As of July 25, the new flight number for Malaysia Airlines’ Amsterdam (AMS) – Kuala Lumpur (KUL) service will be MH19.

Though such practices are common after a fatal airline accident, they’re not mandatory.

Shortly after Malaysia Airlines Flight 370 went missing in March, the carrier renamed the flight MH318.

“There are no changes to the frequency of our services and we will continue to operate daily services between Amsterdam and Kuala Lumpur,” said the airline.

Singapore Airlines apologizes for airspace tweet/FB post

Since the MH17 tragedy, all flights operated by Malaysia Airlines that passed through Ukrainian airspace have been rerouted. Other airlines have taken similar precautions.

“The usual flight route was earlier declared safe by the International Civil Aviation Organization,” said Malaysia Airlines.

“International Air Transportation Association has stated that the airspace the aircraft was traversing was not subject to restrictions.”

Rival airline Singapore Airlines apologized on Sunday for what many social media users said was an insensitive series of tweets and Facebook postings relating to its own flight path.

“Customers may wish to note that Singapore Airlines flights are not using Ukraine airspace,” said the post, which appeared on the airline’s Facebook page and Twitter account on July 18.

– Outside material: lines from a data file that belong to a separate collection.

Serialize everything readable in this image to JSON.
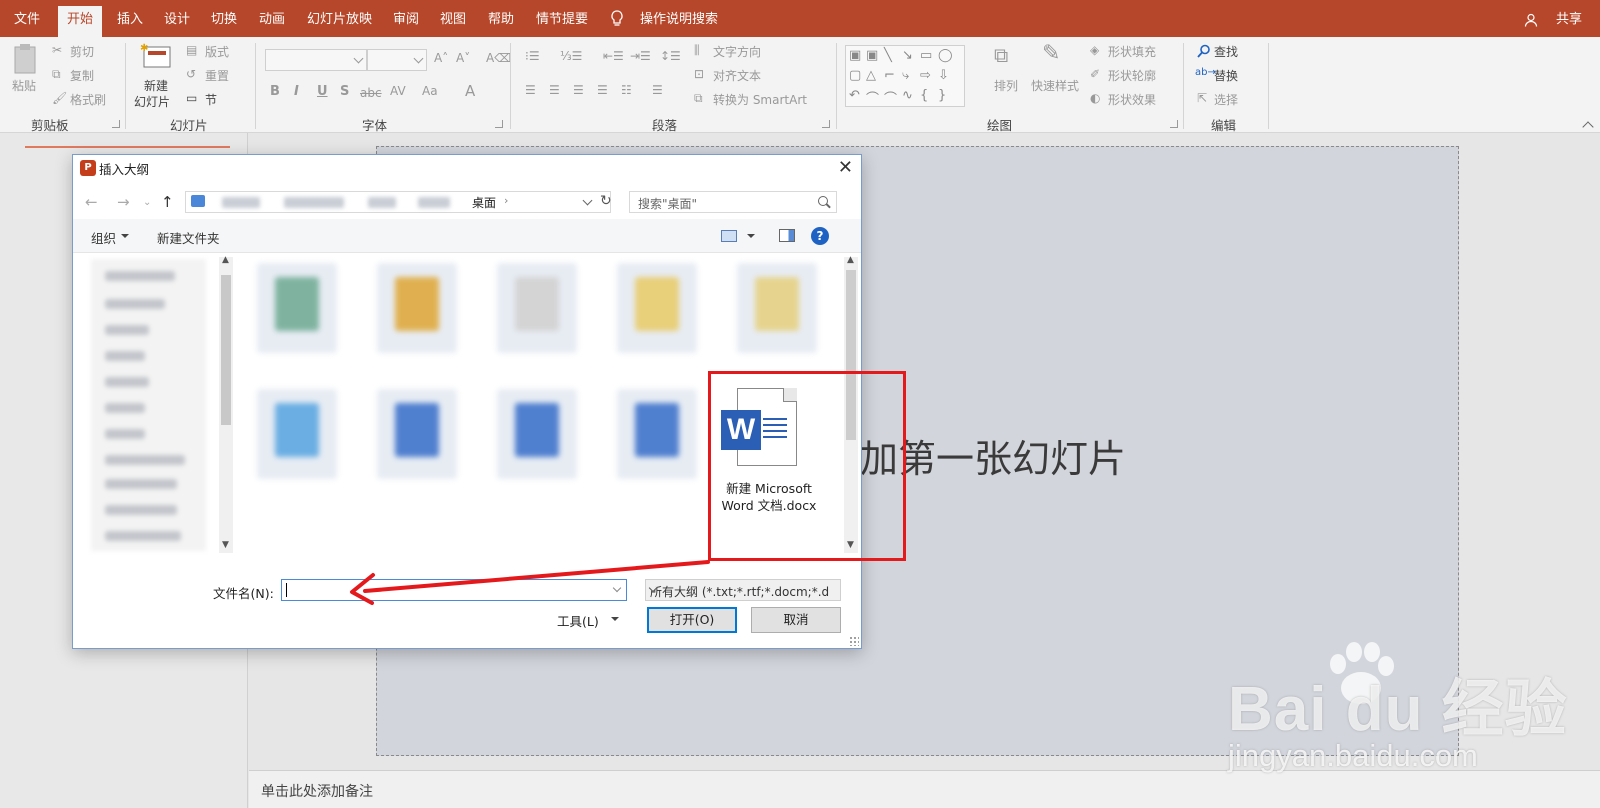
{
  "tabs": [
    {
      "label": "文件"
    },
    {
      "label": "开始"
    },
    {
      "label": "插入"
    },
    {
      "label": "设计"
    },
    {
      "label": "切换"
    },
    {
      "label": "动画"
    },
    {
      "label": "幻灯片放映"
    },
    {
      "label": "审阅"
    },
    {
      "label": "视图"
    },
    {
      "label": "帮助"
    },
    {
      "label": "情节提要"
    }
  ],
  "tell_me": "操作说明搜索",
  "share": "共享",
  "ribbon": {
    "clipboard": {
      "paste": "粘贴",
      "cut": "剪切",
      "copy": "复制",
      "format_painter": "格式刷",
      "label": "剪贴板"
    },
    "slides": {
      "new_slide_1": "新建",
      "new_slide_2": "幻灯片",
      "layout": "版式",
      "reset": "重置",
      "section": "节",
      "label": "幻灯片"
    },
    "font": {
      "label": "字体"
    },
    "paragraph": {
      "text_direction": "文字方向",
      "align_text": "对齐文本",
      "smartart": "转换为 SmartArt",
      "label": "段落"
    },
    "drawing": {
      "arrange": "排列",
      "quick_styles": "快速样式",
      "shape_fill": "形状填充",
      "shape_outline": "形状轮廓",
      "shape_effects": "形状效果",
      "label": "绘图"
    },
    "editing": {
      "find": "查找",
      "replace": "替换",
      "select": "选择",
      "label": "编辑"
    }
  },
  "slide": {
    "placeholder": "加第一张幻灯片"
  },
  "notes": {
    "placeholder": "单击此处添加备注"
  },
  "dialog": {
    "title": "插入大纲",
    "breadcrumb_current": "桌面",
    "search_placeholder": "搜索\"桌面\"",
    "organize": "组织",
    "new_folder": "新建文件夹",
    "file": {
      "name_line1": "新建 Microsoft",
      "name_line2": "Word 文档.docx"
    },
    "filename_label": "文件名(N):",
    "filename_value": "",
    "filter": "所有大纲 (*.txt;*.rtf;*.docm;*.d",
    "tools": "工具(L)",
    "open": "打开(O)",
    "cancel": "取消"
  },
  "watermark": {
    "brand": "Bai du 经验",
    "url": "jingyan.baidu.com"
  },
  "colors": {
    "accent": "#b7472a",
    "annotation": "#e3191c",
    "word_blue": "#2b5eb5"
  }
}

MORE: Should Malaysia jet have flown over Ukraine?

Responding to criticism of the post on its Facebook page, the airline responded: “We are aware that our Facebook and Twitter update on Friday morning may have come across as insensitive to some.

“The post was in response to many requests from our customers who had asked for information about our flight routes for their upcoming flights with us.

“We recognize that the information could have been better communicated and we sincerely apologize if it had offended our customers and anyone else in the online community.”